We All Have Baggage, Find Someone Who Will Help You Unpack Yours

relationship-baggage

How it works is, we’re all a little bit broken. We all come to the table with baggage filled with old hurts and betrayals, bitterness spilling over the sides, insecurities bursting at the seams. We’re held together with glue and string and fuzzy bits of old tape, pieces of us constantly tearing, flaking and falling off.

It’s a wonder when we reach adulthood more or less intact — and a straight-up miracle when we find someone who can look through the daily disasters we wear like hopeful armor to see the beautiful steady beating of our survivor’s heart.

There are a lot of people out there in the world who won’t take the time to look past your lasting damage. There’s a persistent image that exists in society, an insistence that happiness is the only acceptable face you can show, because anything less is a reminder of the reality of life. 

We come rocketing into this crazy plane of existence, and if we’re lucky, we live a little before we roll right back out of it. That can be terrifying if you haven’t come to terms with it — if you haven’t made peace with our imperfection and our impermanence.
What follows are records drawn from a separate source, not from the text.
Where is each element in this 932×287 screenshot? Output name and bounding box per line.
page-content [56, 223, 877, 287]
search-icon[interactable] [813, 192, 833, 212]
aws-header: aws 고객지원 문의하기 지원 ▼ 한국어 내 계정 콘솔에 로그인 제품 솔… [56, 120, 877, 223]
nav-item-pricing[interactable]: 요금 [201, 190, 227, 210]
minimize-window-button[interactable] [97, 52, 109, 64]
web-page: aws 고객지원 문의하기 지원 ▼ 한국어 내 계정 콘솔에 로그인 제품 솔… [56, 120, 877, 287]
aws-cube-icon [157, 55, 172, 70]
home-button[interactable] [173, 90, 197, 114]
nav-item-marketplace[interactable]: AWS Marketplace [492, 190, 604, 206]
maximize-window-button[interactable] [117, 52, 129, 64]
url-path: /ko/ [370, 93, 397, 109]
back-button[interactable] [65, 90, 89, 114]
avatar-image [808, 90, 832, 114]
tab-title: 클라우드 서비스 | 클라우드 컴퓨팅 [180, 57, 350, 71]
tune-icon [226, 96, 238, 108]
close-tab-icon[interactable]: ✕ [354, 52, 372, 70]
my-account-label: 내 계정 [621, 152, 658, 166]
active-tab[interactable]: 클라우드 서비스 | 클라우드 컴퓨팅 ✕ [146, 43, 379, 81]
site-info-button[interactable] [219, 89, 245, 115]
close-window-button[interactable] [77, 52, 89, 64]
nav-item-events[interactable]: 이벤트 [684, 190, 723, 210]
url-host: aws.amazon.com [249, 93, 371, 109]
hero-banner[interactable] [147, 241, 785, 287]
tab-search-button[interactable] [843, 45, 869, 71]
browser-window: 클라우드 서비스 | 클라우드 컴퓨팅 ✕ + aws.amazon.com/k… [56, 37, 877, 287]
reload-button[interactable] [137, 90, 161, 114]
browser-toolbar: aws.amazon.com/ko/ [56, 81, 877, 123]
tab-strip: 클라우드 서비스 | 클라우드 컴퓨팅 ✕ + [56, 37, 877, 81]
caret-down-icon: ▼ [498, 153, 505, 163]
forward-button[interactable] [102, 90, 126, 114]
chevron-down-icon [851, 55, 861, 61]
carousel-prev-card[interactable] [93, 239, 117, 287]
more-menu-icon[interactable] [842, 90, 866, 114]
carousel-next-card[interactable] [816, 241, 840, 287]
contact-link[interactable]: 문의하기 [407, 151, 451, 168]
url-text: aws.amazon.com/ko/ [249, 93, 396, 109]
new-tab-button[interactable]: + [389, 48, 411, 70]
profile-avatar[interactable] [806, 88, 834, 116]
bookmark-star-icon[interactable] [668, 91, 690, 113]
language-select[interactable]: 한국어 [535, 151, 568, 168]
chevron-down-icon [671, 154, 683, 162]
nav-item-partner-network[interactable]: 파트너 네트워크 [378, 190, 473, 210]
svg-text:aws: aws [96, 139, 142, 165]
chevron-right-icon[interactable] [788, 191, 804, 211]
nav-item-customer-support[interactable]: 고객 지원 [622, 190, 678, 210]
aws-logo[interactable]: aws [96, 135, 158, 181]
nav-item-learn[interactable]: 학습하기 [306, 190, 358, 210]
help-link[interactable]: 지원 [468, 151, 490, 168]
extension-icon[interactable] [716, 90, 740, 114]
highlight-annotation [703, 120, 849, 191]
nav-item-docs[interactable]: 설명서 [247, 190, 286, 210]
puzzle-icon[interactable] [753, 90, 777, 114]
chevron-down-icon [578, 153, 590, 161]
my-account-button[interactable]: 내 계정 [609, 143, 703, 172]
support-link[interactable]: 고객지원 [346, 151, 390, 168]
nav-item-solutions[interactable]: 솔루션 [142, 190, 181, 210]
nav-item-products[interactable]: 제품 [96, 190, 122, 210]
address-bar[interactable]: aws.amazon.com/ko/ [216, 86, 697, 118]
Showing vulnerability is scary because it’s when we’re at our most human. For those who haven’t yet faced what that means, it’s an emotional Medusa, snakes of uncertainty turning them to stone. Of course they run away the moment they can move again.

Hold out for somebody who’s made it at least as far as you, someone who’s waved a white flag of surrender at their stupid, stubborn mortality the same way you have, who’s gone on in spite of it. Don’t waste your time on somebody still insisting on hiding the broken parts of them behind their back.

For our wounds to heal, we have to bring them out into the light, examine them with a critical eye, and apply first aid with a steady and loving hand.

We have to avoid those who rip our bandages off over and over again, exposing our hurt to the air, keeping it painfully fresh.

Instead, we need to seek out someone who has all their bags open on the table too, taking up so much space that there’s barely any room for somebody else to sit down. But there is room — just enough — and unpacking all that heartache and disappointment in between us together is one of the greatest acts of love there is.